4-Chloro-3-iodo-2-methoxypyridine isn’t the only substituted pyridine with a dual halide pattern available, but few others combine the specific compatibility with cross-coupling chemistry that this one manages. Take for example 2,3,4-tribromopyridine or even 3-bromo-4-chloro-2-methoxypyridine—each can play a role in installing aryl or alkyl groups, but often at the expense of additional steps, poorer selectivity, or harder purification. Over repeated campaigns, researchers relay that the iodide’s higher reactivity often prevents harsh reaction conditions, while the chloro group’s lesser reactivity allows for later-stage transformation, a sequence tricky to replicate with other halogenated scaffolds.
This translates into fewer dead-end syntheses, less solvent and waste incurred, and often lower costs by reducing step count. Each round of feedback confirms that while the initial outlay for a more elaborated starting material can seem steep, the net benefit in program advancement makes the case for a switch clear. In target-oriented synthesis, minimizing late-stage surprises can mark the difference between hitting a delivery window and starting over from scratch.

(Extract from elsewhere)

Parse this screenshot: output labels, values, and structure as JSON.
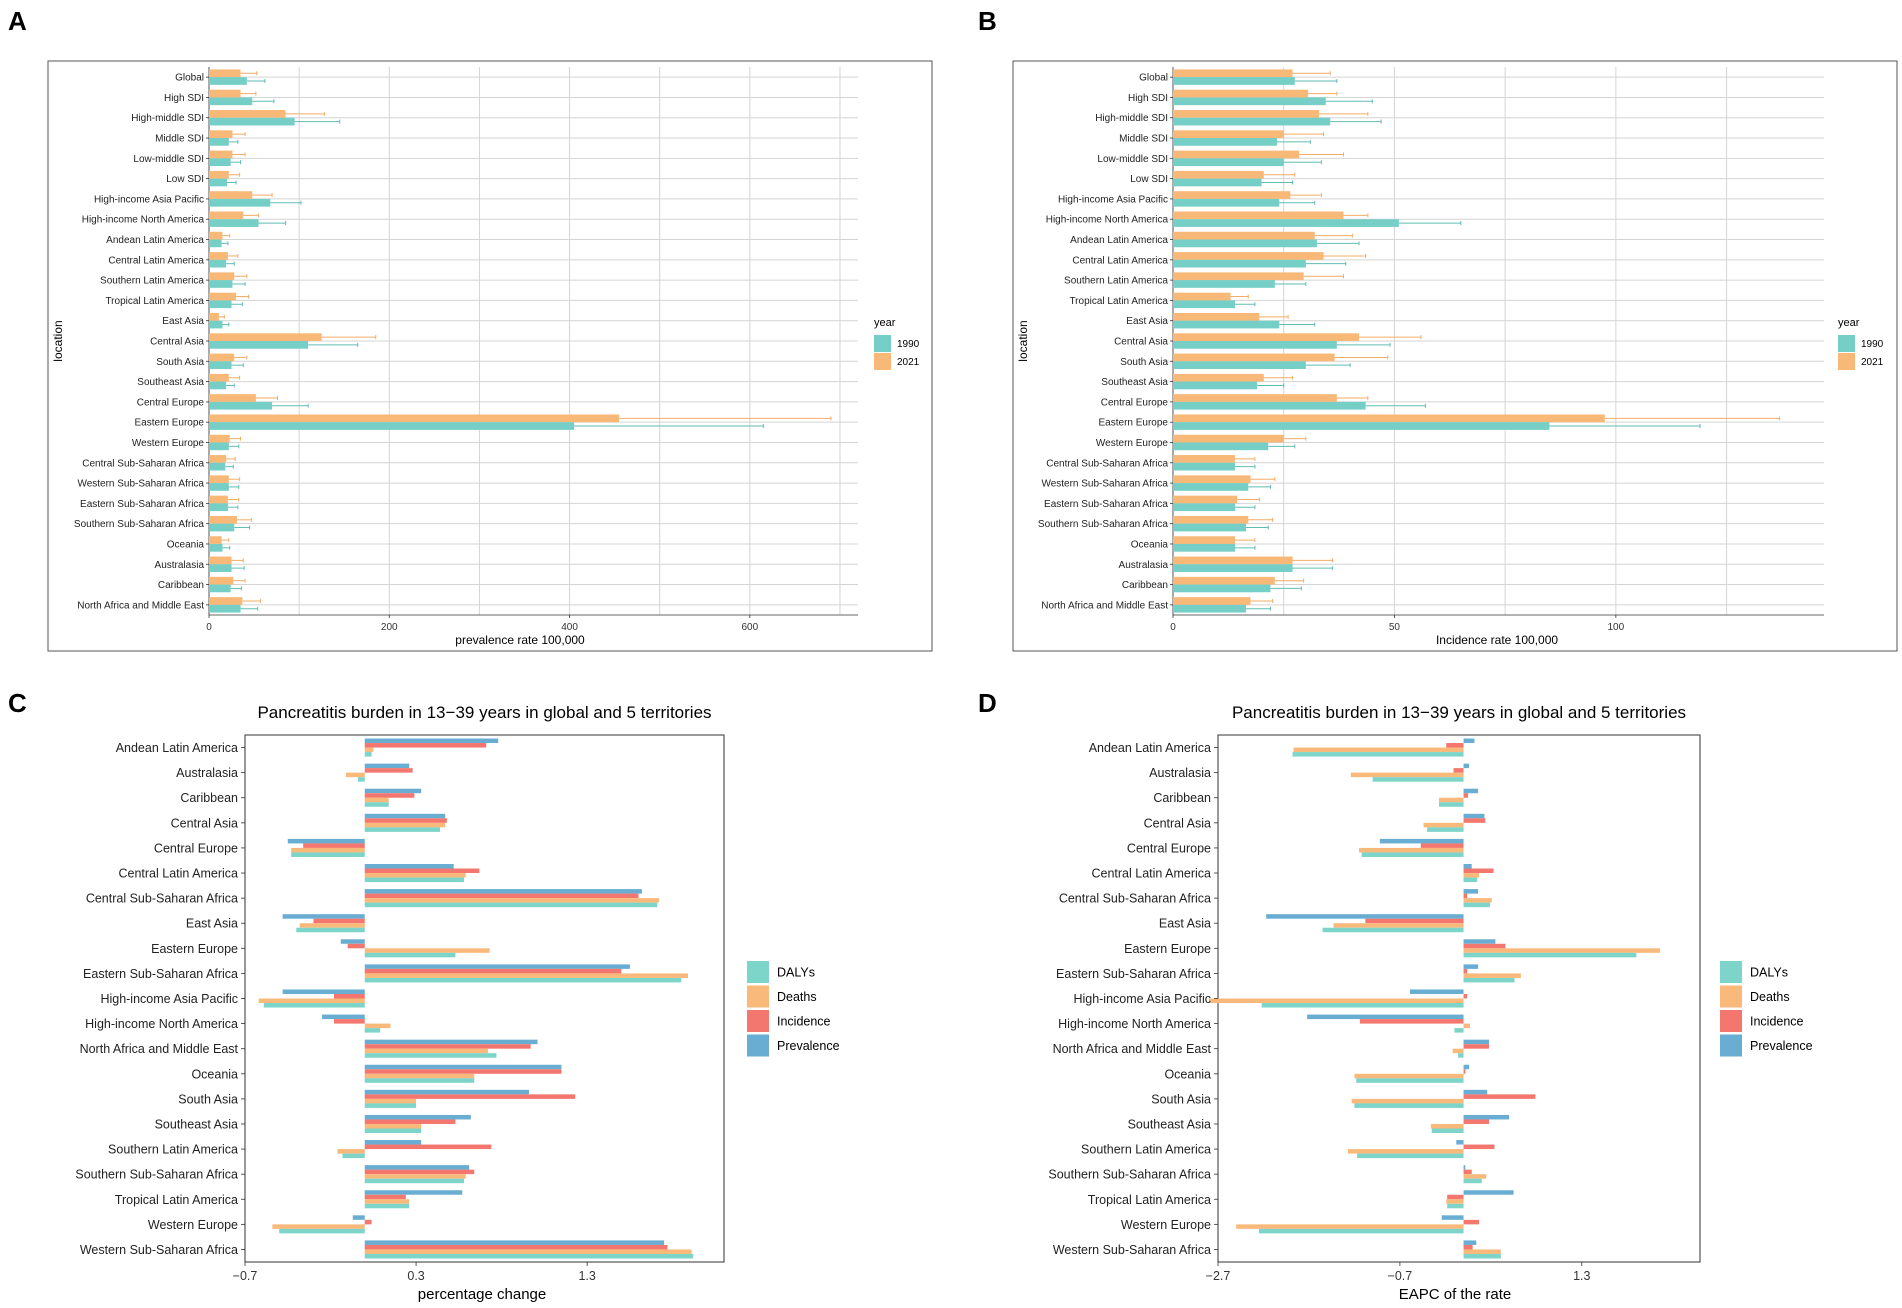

For us, “making a reliable advanced building block” isn’t a stale slogan—it’s how projects advance, relationships deepen, and new ideas turn into real-world solutions. Our team values feedback cycles that begin with a need (simplifying a late-stage functionalization), evolve into a process adjustment (eliminating a stubborn impurity), and finish as a stronger overall result. 4-Chloro-3-iodo-2-methoxypyridine stands not only as a product but as a testament to incremental progress driven by both chemistry knowhow and practical adjustment.
We anticipate that future chemistry will grow ever-more demanding, calling for even more selective, reactive, and well-characterized building blocks. Our response isn’t abstract. With every batch, every conversation, every improvement in our workflow, we bring our direct experience and technical rigor to bear. The landscape for heterocyclic chemistry keeps growing, and so do the projects and breakthroughs that depend on these specialized molecules. As partners in that process, we see the need for clarity, transparency, and above all, reliability, at every scale and every stage.